[Python-ideas] An identity dict

Philip Jenvey pjenvey at underboss.org
Thu Jun 3 21:02:44 CEST 2010


On Jun 2, 2010, at 9:37 AM, Raymond Hettinger wrote:
> 
> Moreover, I think that including it in the standard library would be harmful.
> The language makes very few guarantees about object identity.
> In most cases a user would far better off using a regular dictionary.
> If a rare case arose where __eq__ needed to be overridden with an
> identity-only check, it is not hard to write d[id(obj)]=value.  
> 
> Strong -1 on including this in the standard library.
> 
> 
> P.S.  ISTM that including subtly different variations of a data type
> does more harm than good.   Understanding how to use an
> identity dictionary correctly requires understanding the nuances
> of object identity, how to keep the object alive outside the dictionary
> (even if the dictionary keeps it alive, a user still needs an external reference
> to be able to do a lookup), and knowing that the version proposed for
> CPython has dramatically worse speed/space performance than
> a regular dictionary.  The very existence of an identity dictionary in
> collections is likely to distract a user away from a better solution using:
> d[id(obj)]=value.

>> 
>> Essentially these are places where defined equality should not matter. 
>> 
> Essentially, these are cases where an identity dictionary isn't 
> necessary and would in-fact be worse performance-wise 
> in every implementation except for PyPy which can compile 
> the pure python code for indentity_dict.py. 

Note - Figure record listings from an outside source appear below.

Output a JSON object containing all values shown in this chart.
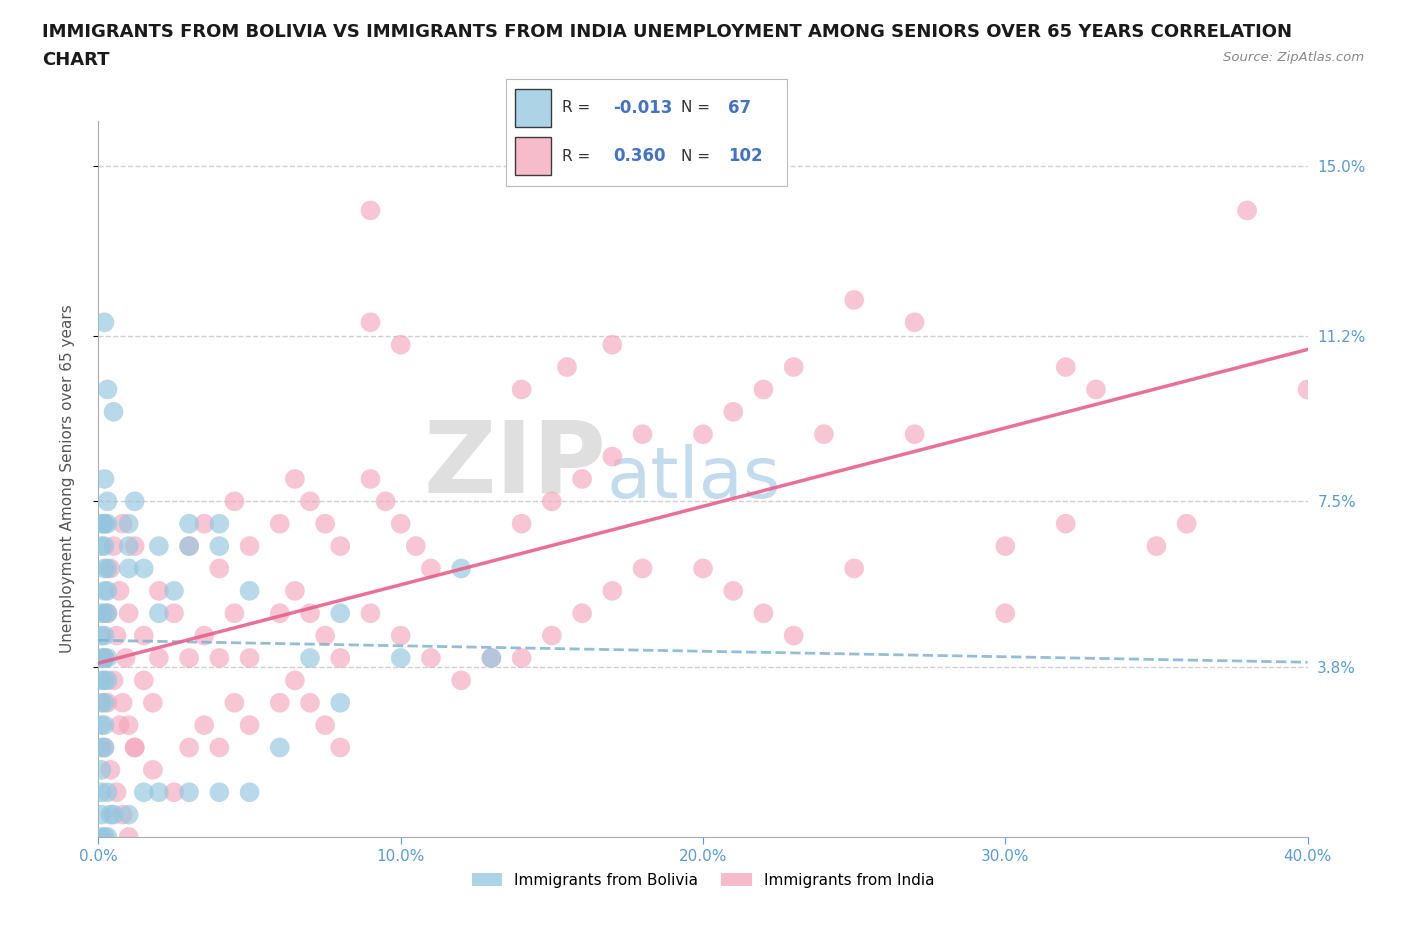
{
  "title_line1": "IMMIGRANTS FROM BOLIVIA VS IMMIGRANTS FROM INDIA UNEMPLOYMENT AMONG SENIORS OVER 65 YEARS CORRELATION",
  "title_line2": "CHART",
  "source": "Source: ZipAtlas.com",
  "ylabel": "Unemployment Among Seniors over 65 years",
  "xlim": [
    0.0,
    0.4
  ],
  "ylim": [
    0.0,
    0.16
  ],
  "xticks": [
    0.0,
    0.1,
    0.2,
    0.3,
    0.4
  ],
  "xticklabels": [
    "0.0%",
    "10.0%",
    "20.0%",
    "30.0%",
    "40.0%"
  ],
  "ytick_values": [
    0.038,
    0.075,
    0.112,
    0.15
  ],
  "ytick_labels": [
    "3.8%",
    "7.5%",
    "11.2%",
    "15.0%"
  ],
  "bolivia_color": "#92c5de",
  "india_color": "#f4a6bc",
  "bolivia_R": -0.013,
  "bolivia_N": 67,
  "india_R": 0.36,
  "india_N": 102,
  "bolivia_line_color": "#4472C4",
  "india_line_color": "#e8608a",
  "watermark_zip": "ZIP",
  "watermark_atlas": "atlas",
  "background_color": "#ffffff",
  "grid_color": "#d0d0d0",
  "tick_label_color": "#5b9bd5",
  "title_fontsize": 13,
  "axis_label_fontsize": 11,
  "tick_fontsize": 11,
  "legend_R_color": "#333333",
  "legend_val_color": "#4472C4"
}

Using id() is a workaround but again, a potentially expensive one for platforms with moving GCs. Every object calling for an id() forces additional bookkeeping on their ends. This is only a better solution for CPython.

Whereas abstracting this out into an identitydict type gives all platforms the chance to provide their own optimized versions.

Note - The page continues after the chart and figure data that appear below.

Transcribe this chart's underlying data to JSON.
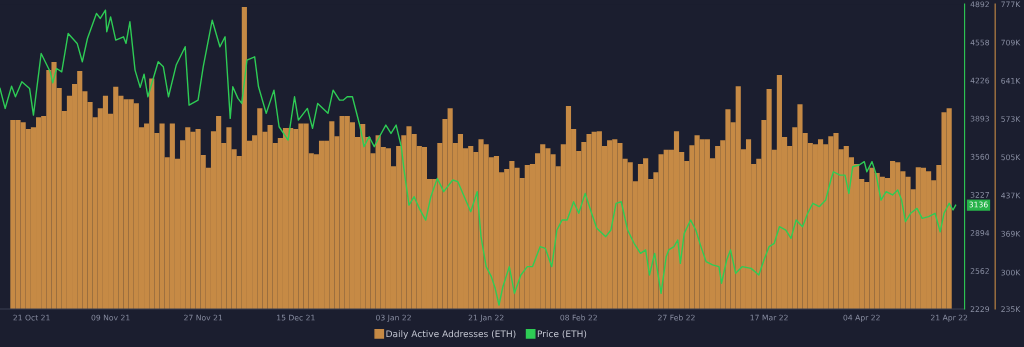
{
  "chart_data": {
    "type": "bar",
    "legend": "bottom",
    "xlim": [
      "2021-10-18T12:00",
      "2022-04-24T00:00"
    ],
    "xticks": [
      {
        "value": "2021-10-21",
        "label": "21 Oct 21"
      },
      {
        "value": "2021-11-09",
        "label": "09 Nov 21"
      },
      {
        "value": "2021-11-27",
        "label": "27 Nov 21"
      },
      {
        "value": "2021-12-15",
        "label": "15 Dec 21"
      },
      {
        "value": "2022-01-03",
        "label": "03 Jan 22"
      },
      {
        "value": "2022-01-21",
        "label": "21 Jan 22"
      },
      {
        "value": "2022-02-08",
        "label": "08 Feb 22"
      },
      {
        "value": "2022-02-27",
        "label": "27 Feb 22"
      },
      {
        "value": "2022-03-17",
        "label": "17 Mar 22"
      },
      {
        "value": "2022-04-04",
        "label": "04 Apr 22"
      },
      {
        "value": "2022-04-21",
        "label": "21 Apr 22"
      }
    ],
    "ylim": [
      235,
      777
    ],
    "yticks": [
      {
        "value": 235,
        "label": "235K"
      },
      {
        "value": 300,
        "label": "300K"
      },
      {
        "value": 369,
        "label": "369K"
      },
      {
        "value": 437,
        "label": "437K"
      },
      {
        "value": 505,
        "label": "505K"
      },
      {
        "value": 573,
        "label": "573K"
      },
      {
        "value": 641,
        "label": "641K"
      },
      {
        "value": 709,
        "label": "709K"
      },
      {
        "value": 777,
        "label": "777K"
      }
    ],
    "y2lim": [
      2229,
      4892
    ],
    "y2ticks": [
      2229,
      2562,
      2894,
      3227,
      3560,
      3893,
      4226,
      4558,
      4892
    ],
    "annotations": [
      "3136"
    ],
    "series": [
      {
        "name": "Daily Active Addresses (ETH)",
        "axis": "y",
        "color": "#c68a45",
        "x": [
          "2021-10-21",
          "2021-10-22",
          "2021-10-23",
          "2021-10-24",
          "2021-10-25",
          "2021-10-26",
          "2021-10-27",
          "2021-10-28",
          "2021-10-29",
          "2021-10-30",
          "2021-10-31",
          "2021-11-01",
          "2021-11-02",
          "2021-11-03",
          "2021-11-04",
          "2021-11-05",
          "2021-11-06",
          "2021-11-07",
          "2021-11-08",
          "2021-11-09",
          "2021-11-10",
          "2021-11-11",
          "2021-11-12",
          "2021-11-13",
          "2021-11-14",
          "2021-11-15",
          "2021-11-16",
          "2021-11-17",
          "2021-11-18",
          "2021-11-19",
          "2021-11-20",
          "2021-11-21",
          "2021-11-22",
          "2021-11-23",
          "2021-11-24",
          "2021-11-25",
          "2021-11-26",
          "2021-11-27",
          "2021-11-28",
          "2021-11-29",
          "2021-11-30",
          "2021-12-01",
          "2021-12-02",
          "2021-12-03",
          "2021-12-04",
          "2021-12-05",
          "2021-12-06",
          "2021-12-07",
          "2021-12-08",
          "2021-12-09",
          "2021-12-10",
          "2021-12-11",
          "2021-12-12",
          "2021-12-13",
          "2021-12-14",
          "2021-12-15",
          "2021-12-16",
          "2021-12-17",
          "2021-12-18",
          "2021-12-19",
          "2021-12-20",
          "2021-12-21",
          "2021-12-22",
          "2021-12-23",
          "2021-12-24",
          "2021-12-25",
          "2021-12-26",
          "2021-12-27",
          "2021-12-28",
          "2021-12-29",
          "2021-12-30",
          "2021-12-31",
          "2022-01-01",
          "2022-01-02",
          "2022-01-03",
          "2022-01-04",
          "2022-01-05",
          "2022-01-06",
          "2022-01-07",
          "2022-01-08",
          "2022-01-09",
          "2022-01-10",
          "2022-01-11",
          "2022-01-12",
          "2022-01-13",
          "2022-01-14",
          "2022-01-15",
          "2022-01-16",
          "2022-01-17",
          "2022-01-18",
          "2022-01-19",
          "2022-01-20",
          "2022-01-21",
          "2022-01-22",
          "2022-01-23",
          "2022-01-24",
          "2022-01-25",
          "2022-01-26",
          "2022-01-27",
          "2022-01-28",
          "2022-01-29",
          "2022-01-30",
          "2022-01-31",
          "2022-02-01",
          "2022-02-02",
          "2022-02-03",
          "2022-02-04",
          "2022-02-05",
          "2022-02-06",
          "2022-02-07",
          "2022-02-08",
          "2022-02-09",
          "2022-02-10",
          "2022-02-11",
          "2022-02-12",
          "2022-02-13",
          "2022-02-14",
          "2022-02-15",
          "2022-02-16",
          "2022-02-17",
          "2022-02-18",
          "2022-02-19",
          "2022-02-20",
          "2022-02-21",
          "2022-02-22",
          "2022-02-23",
          "2022-02-24",
          "2022-02-25",
          "2022-02-26",
          "2022-02-27",
          "2022-02-28",
          "2022-03-01",
          "2022-03-02",
          "2022-03-03",
          "2022-03-04",
          "2022-03-05",
          "2022-03-06",
          "2022-03-07",
          "2022-03-08",
          "2022-03-09",
          "2022-03-10",
          "2022-03-11",
          "2022-03-12",
          "2022-03-13",
          "2022-03-14",
          "2022-03-15",
          "2022-03-16",
          "2022-03-17",
          "2022-03-18",
          "2022-03-19",
          "2022-03-20",
          "2022-03-21",
          "2022-03-22",
          "2022-03-23",
          "2022-03-24",
          "2022-03-25",
          "2022-03-26",
          "2022-03-27",
          "2022-03-28",
          "2022-03-29",
          "2022-03-30",
          "2022-03-31",
          "2022-04-01",
          "2022-04-02",
          "2022-04-03",
          "2022-04-04",
          "2022-04-05",
          "2022-04-06",
          "2022-04-07",
          "2022-04-08",
          "2022-04-09",
          "2022-04-10",
          "2022-04-11",
          "2022-04-12",
          "2022-04-13",
          "2022-04-14",
          "2022-04-15",
          "2022-04-16",
          "2022-04-17",
          "2022-04-18",
          "2022-04-19",
          "2022-04-20",
          "2022-04-21"
        ],
        "values": [
          571,
          571,
          567,
          555,
          558,
          576,
          578,
          660,
          674,
          628,
          587,
          614,
          635,
          658,
          622,
          603,
          576,
          592,
          614,
          582,
          630,
          614,
          608,
          608,
          601,
          558,
          565,
          645,
          548,
          565,
          505,
          565,
          502,
          535,
          558,
          550,
          555,
          509,
          486,
          551,
          578,
          530,
          558,
          519,
          507,
          772,
          534,
          544,
          592,
          550,
          562,
          530,
          539,
          557,
          557,
          555,
          565,
          565,
          512,
          510,
          534,
          534,
          569,
          542,
          578,
          578,
          567,
          541,
          564,
          541,
          512,
          544,
          523,
          521,
          489,
          525,
          544,
          560,
          546,
          525,
          523,
          466,
          466,
          530,
          573,
          592,
          530,
          546,
          521,
          525,
          514,
          537,
          528,
          505,
          507,
          478,
          484,
          498,
          486,
          468,
          491,
          493,
          512,
          528,
          521,
          510,
          489,
          528,
          596,
          555,
          516,
          532,
          546,
          550,
          551,
          525,
          535,
          537,
          530,
          502,
          496,
          462,
          493,
          503,
          466,
          478,
          510,
          518,
          518,
          551,
          514,
          498,
          526,
          544,
          537,
          537,
          503,
          525,
          535,
          590,
          567,
          631,
          519,
          537,
          493,
          502,
          571,
          626,
          518,
          651,
          541,
          525,
          558,
          599,
          548,
          530,
          528,
          537,
          528,
          542,
          548,
          519,
          525,
          505,
          493,
          466,
          461,
          486,
          477,
          470,
          468,
          498,
          496,
          480,
          470,
          448,
          487,
          486,
          480,
          464,
          491,
          585,
          592
        ]
      },
      {
        "name": "Price (ETH)",
        "type": "line",
        "axis": "y2",
        "color": "#2ecc55",
        "x": [
          "2021-10-18T12:00",
          "2021-10-19T12:00",
          "2021-10-20T18:00",
          "2021-10-21T12:00",
          "2021-10-22T18:00",
          "2021-10-24T06:00",
          "2021-10-25T00:00",
          "2021-10-26T12:00",
          "2021-10-28T06:00",
          "2021-10-28T18:00",
          "2021-10-29T12:00",
          "2021-10-30T12:00",
          "2021-10-31T18:00",
          "2021-11-02T12:00",
          "2021-11-03T12:00",
          "2021-11-04T12:00",
          "2021-11-06T06:00",
          "2021-11-07T00:00",
          "2021-11-08T00:00",
          "2021-11-08T06:00",
          "2021-11-09T00:00",
          "2021-11-10T00:00",
          "2021-11-11T12:00",
          "2021-11-12T00:00",
          "2021-11-12T18:00",
          "2021-11-13T18:00",
          "2021-11-14T18:00",
          "2021-11-15T12:00",
          "2021-11-16T06:00",
          "2021-11-18T06:00",
          "2021-11-19T06:00",
          "2021-11-20T06:00",
          "2021-11-21T18:00",
          "2021-11-23T12:00",
          "2021-11-24T06:00",
          "2021-11-26T00:00",
          "2021-11-27T00:00",
          "2021-11-28T18:00",
          "2021-11-30T06:00",
          "2021-12-01T06:00",
          "2021-12-02T06:00",
          "2021-12-02T18:00",
          "2021-12-03T18:00",
          "2021-12-04T12:00",
          "2021-12-05T12:00",
          "2021-12-07T00:00",
          "2021-12-07T18:00",
          "2021-12-09T06:00",
          "2021-12-10T18:00",
          "2021-12-11T18:00",
          "2021-12-13T12:00",
          "2021-12-14T18:00",
          "2021-12-15T12:00",
          "2021-12-17T06:00",
          "2021-12-18T06:00",
          "2021-12-19T06:00",
          "2021-12-21T06:00",
          "2021-12-22T06:00",
          "2021-12-23T12:00",
          "2021-12-24T06:00",
          "2021-12-25T00:00",
          "2021-12-26T00:00",
          "2021-12-27T12:00",
          "2021-12-28T06:00",
          "2021-12-29T06:00",
          "2021-12-30T06:00",
          "2021-12-31T06:00",
          "2022-01-01T12:00",
          "2022-01-02T12:00",
          "2022-01-03T12:00",
          "2022-01-04T12:00",
          "2022-01-05T00:00",
          "2022-01-06T00:00",
          "2022-01-07T00:00",
          "2022-01-08T00:00",
          "2022-01-09T06:00",
          "2022-01-10T06:00",
          "2022-01-11T12:00",
          "2022-01-12T18:00",
          "2022-01-14T12:00",
          "2022-01-15T12:00",
          "2022-01-16T18:00",
          "2022-01-18T00:00",
          "2022-01-19T06:00",
          "2022-01-20T00:00",
          "2022-01-21T00:00",
          "2022-01-22T00:00",
          "2022-01-22T18:00",
          "2022-01-23T12:00",
          "2022-01-24T06:00",
          "2022-01-25T12:00",
          "2022-01-26T12:00",
          "2022-01-27T18:00",
          "2022-01-29T00:00",
          "2022-01-30T00:00",
          "2022-01-31T12:00",
          "2022-02-01T12:00",
          "2022-02-02T18:00",
          "2022-02-03T18:00",
          "2022-02-04T18:00",
          "2022-02-05T18:00",
          "2022-02-07T00:00",
          "2022-02-08T00:00",
          "2022-02-09T06:00",
          "2022-02-10T12:00",
          "2022-02-11T12:00",
          "2022-02-13T06:00",
          "2022-02-14T06:00",
          "2022-02-15T06:00",
          "2022-02-16T06:00",
          "2022-02-17T12:00",
          "2022-02-18T18:00",
          "2022-02-20T00:00",
          "2022-02-21T00:00",
          "2022-02-21T18:00",
          "2022-02-22T18:00",
          "2022-02-24T00:00",
          "2022-02-25T00:00",
          "2022-02-25T12:00",
          "2022-02-26T12:00",
          "2022-02-27T06:00",
          "2022-02-27T18:00",
          "2022-02-28T12:00",
          "2022-03-01T18:00",
          "2022-03-02T18:00",
          "2022-03-03T18:00",
          "2022-03-04T18:00",
          "2022-03-06T00:00",
          "2022-03-07T06:00",
          "2022-03-07T18:00",
          "2022-03-08T18:00",
          "2022-03-09T12:00",
          "2022-03-10T12:00",
          "2022-03-11T18:00",
          "2022-03-13T12:00",
          "2022-03-15T00:00",
          "2022-03-16T00:00",
          "2022-03-17T00:00",
          "2022-03-18T00:00",
          "2022-03-19T00:00",
          "2022-03-20T06:00",
          "2022-03-21T06:00",
          "2022-03-22T06:00",
          "2022-03-23T12:00",
          "2022-03-24T12:00",
          "2022-03-25T12:00",
          "2022-03-26T18:00",
          "2022-03-28T00:00",
          "2022-03-29T00:00",
          "2022-03-29T12:00",
          "2022-03-30T18:00",
          "2022-03-31T18:00",
          "2022-04-01T12:00",
          "2022-04-02T06:00",
          "2022-04-03T12:00",
          "2022-04-04T12:00",
          "2022-04-05T00:00",
          "2022-04-06T00:00",
          "2022-04-06T18:00",
          "2022-04-07T18:00",
          "2022-04-08T18:00",
          "2022-04-10T00:00",
          "2022-04-11T00:00",
          "2022-04-11T18:00",
          "2022-04-12T12:00",
          "2022-04-13T12:00",
          "2022-04-14T18:00",
          "2022-04-15T18:00",
          "2022-04-17T00:00",
          "2022-04-18T06:00",
          "2022-04-19T06:00",
          "2022-04-20T00:00",
          "2022-04-21T00:00",
          "2022-04-21T18:00",
          "2022-04-22T06:00"
        ],
        "values": [
          4156,
          3981,
          4176,
          4083,
          4214,
          4156,
          3923,
          4461,
          4301,
          4205,
          4330,
          4301,
          4636,
          4549,
          4389,
          4592,
          4811,
          4767,
          4840,
          4651,
          4781,
          4578,
          4607,
          4549,
          4738,
          4316,
          4165,
          4281,
          4083,
          4389,
          4345,
          4083,
          4360,
          4520,
          4010,
          4054,
          4345,
          4752,
          4520,
          4607,
          3894,
          4170,
          4069,
          4025,
          4403,
          4432,
          4170,
          3938,
          4141,
          3821,
          3705,
          4083,
          3879,
          3981,
          3807,
          4025,
          3938,
          4141,
          4054,
          4054,
          4083,
          4083,
          3821,
          3647,
          3734,
          3647,
          3734,
          3836,
          3763,
          3836,
          3647,
          3457,
          3137,
          3210,
          3108,
          3006,
          3210,
          3370,
          3254,
          3356,
          3341,
          3210,
          3079,
          3254,
          2861,
          2599,
          2512,
          2410,
          2264,
          2424,
          2599,
          2366,
          2526,
          2599,
          2599,
          2774,
          2759,
          2599,
          2919,
          3006,
          3006,
          3166,
          3065,
          3239,
          3065,
          2934,
          2861,
          2919,
          3152,
          3166,
          2919,
          2803,
          2715,
          2745,
          2526,
          2715,
          2366,
          2686,
          2745,
          2774,
          2832,
          2628,
          2890,
          3006,
          2919,
          2774,
          2643,
          2614,
          2599,
          2454,
          2657,
          2745,
          2541,
          2599,
          2584,
          2526,
          2657,
          2774,
          2803,
          2948,
          2919,
          2846,
          3006,
          2948,
          3065,
          3152,
          3123,
          3181,
          3356,
          3428,
          3399,
          3399,
          3239,
          3472,
          3487,
          3516,
          3428,
          3516,
          3414,
          3181,
          3254,
          3225,
          3268,
          3181,
          2992,
          3065,
          3108,
          3021,
          3036,
          3065,
          2904,
          3065,
          3152,
          3094,
          3136
        ]
      }
    ]
  }
}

> Since instances have a default hash equal to the id and since
> identity-implies-equality for dictionary keys, we already have
> a dictionary that handles these cases.  You don't even
> have to type:  d[id(k)]=value, it would suffice to write:  d[k]=value.


No, the default hash backed by id is a CPython implementation detail.

Another use case is just the fact that Python allows you to completely change the semantics of __eq__ (and for good reason). Though this is rare, take SQLAlchemy's SQL expression DSL for example, that has it generate a where clause:

table.select(table.c.id == 4) # table.c.id == 4 returns a "<sql statement> where id == 4" object

I don't see how a platform like Jython can provide an optimized identitydict that avoids id() calls via keyfuncdict(key=id). The keys() of said dict would need to be actual results of id() calls.

I'm +1 on an identitydict as long as its CPython implementation doesn't provide worse performance than the id workaround.